HAHA. Stoner Skagit.

hxxp://seattletimes.nwsource.com/html/localnews/2014571208_hempfest22m.html


----------



## OGKushman (Mar 23, 2011)

I wanted to go to that....really

Someone on here told me about it.....couldnt make it the 1200 mile trip


----------



## nouvellechef (Mar 23, 2011)

OGKushman said:
			
		

> I wanted to go to that....really
> 
> Someone on here told me about it.....couldnt make it the 1200 mile trip



Its not till August


----------



## 4u2sm0ke (Mar 23, 2011)

haha  some come from all over the Globe....Got My VIP passes all ready:yay:

Any real nice looking Ladies wanna join....just PM me...:doh:   NO HOOK UPS..

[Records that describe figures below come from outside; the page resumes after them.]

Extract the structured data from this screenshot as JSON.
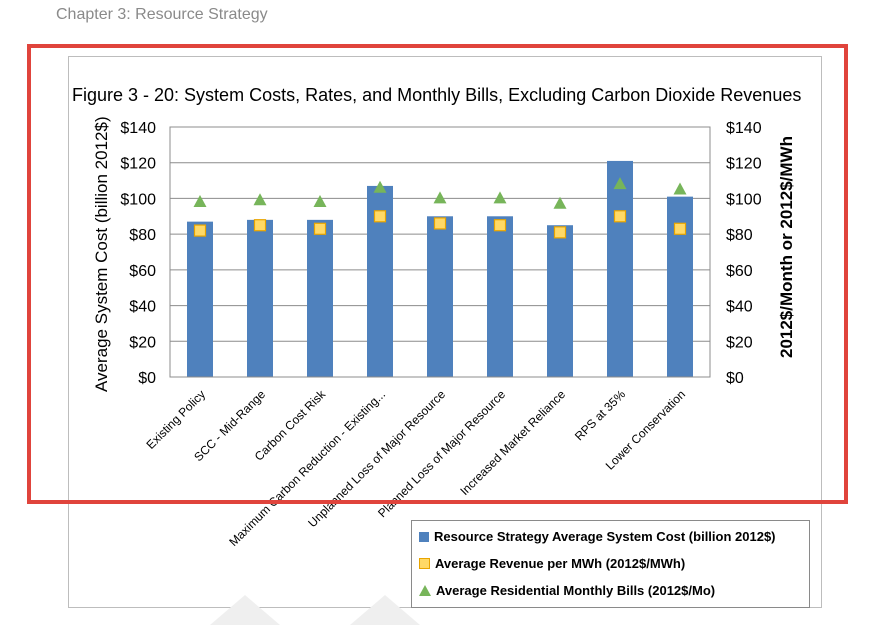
{
  "page": {
    "chapter_header": "Chapter 3: Resource Strategy"
  },
  "chart_data": {
    "type": "bar",
    "title": "Figure 3 - 20:  System Costs, Rates, and Monthly Bills, Excluding Carbon Dioxide Revenues",
    "ylabel": "Average System Cost (billion 2012$)",
    "y2label": "2012$/Month or 2012$/MWh",
    "ylim": [
      0,
      140
    ],
    "y2lim": [
      0,
      140
    ],
    "yticks": [
      "$0",
      "$20",
      "$40",
      "$60",
      "$80",
      "$100",
      "$120",
      "$140"
    ],
    "y2ticks": [
      "$0",
      "$20",
      "$40",
      "$60",
      "$80",
      "$100",
      "$120",
      "$140"
    ],
    "categories": [
      "Existing Policy",
      "SCC - Mid-Range",
      "Carbon Cost Risk",
      "Maximum Carbon Reduction - Existing...",
      "Unplanned Loss of Major Resource",
      "Planned Loss of Major Resource",
      "Increased Market Reliance",
      "RPS at 35%",
      "Lower Conservation"
    ],
    "series": [
      {
        "name": "Resource Strategy Average System Cost (billion 2012$)",
        "kind": "bar",
        "axis": "left",
        "color": "#4f81bd",
        "values": [
          87,
          88,
          88,
          107,
          90,
          90,
          85,
          121,
          101
        ]
      },
      {
        "name": "Average Revenue per MWh (2012$/MWh)",
        "kind": "square",
        "axis": "right",
        "color": "#ffd966",
        "values": [
          82,
          85,
          83,
          90,
          86,
          85,
          81,
          90,
          83
        ]
      },
      {
        "name": "Average Residential Monthly Bills (2012$/Mo)",
        "kind": "triangle",
        "axis": "right",
        "color": "#77b55a",
        "values": [
          98,
          99,
          98,
          106,
          100,
          100,
          97,
          108,
          105
        ]
      }
    ],
    "legend": {
      "position": "bottom-right",
      "items": [
        "Resource Strategy Average System Cost (billion 2012$)",
        "Average Revenue per MWh (2012$/MWh)",
        "Average Residential Monthly Bills (2012$/Mo)"
      ]
    }
  }
}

well untill AUG anyway:giggle:


----------



## nouvellechef (Mar 23, 2011)

4u2sm0ke said:
			
		

> haha  some come from all over the Globe....Got My VIP passes all ready:yay:
> 
> Any real nice looking Ladies wanna join....just PM me...:doh:   NO HOOK UPS..
> 
> well untill AUG anyway:giggle:



Whatever. If you WANT to hook up. Holla


----------



## OGKushman (Mar 23, 2011)

yea but that means id have to start hitchhiking now


----------



## 420_Osborn (Mar 23, 2011)

:rofl:

I'd drive ya the last 150 miles


----------



## OGKushman (Mar 23, 2011)

I only get 15mpg so that aint happening lol

but thank you for real for the offer! If i change my mindz ill let you know.


----------



## 4u2sm0ke (Mar 23, 2011)

OGKushman said:
			
		

> yea but that means id have to start hitchhiking now


----------



## cubby (Mar 23, 2011)

I've been considdering attending this year myself. Checked out thier site, looks really cool, especialy like the perks for VIP's. I'm betting lodging is a pain. Gonna' see how close I can get an RV.


----------



## nouvellechef (Mar 23, 2011)

Just remember. Anything is cab ride away for a few dollars. A ferry across the water to the islands have amazing places to stay for cheap. Basically its just a place to sleep. You will be at the festival from morning till night anyhow.


----------



## Roddy (Mar 23, 2011)

Hmmm.....will be in Seattle in August, but on business doing a cruise. Will have to see if this coincides! Cruise leaves on the 21st...now if only the event is close to my hotel and geocaching event!


----------



## SKAGITMAGIC (Mar 23, 2011)

hey sorry about all that font stuff i dont know where it came from. the email i cut and pasted it from didn't have that.


----------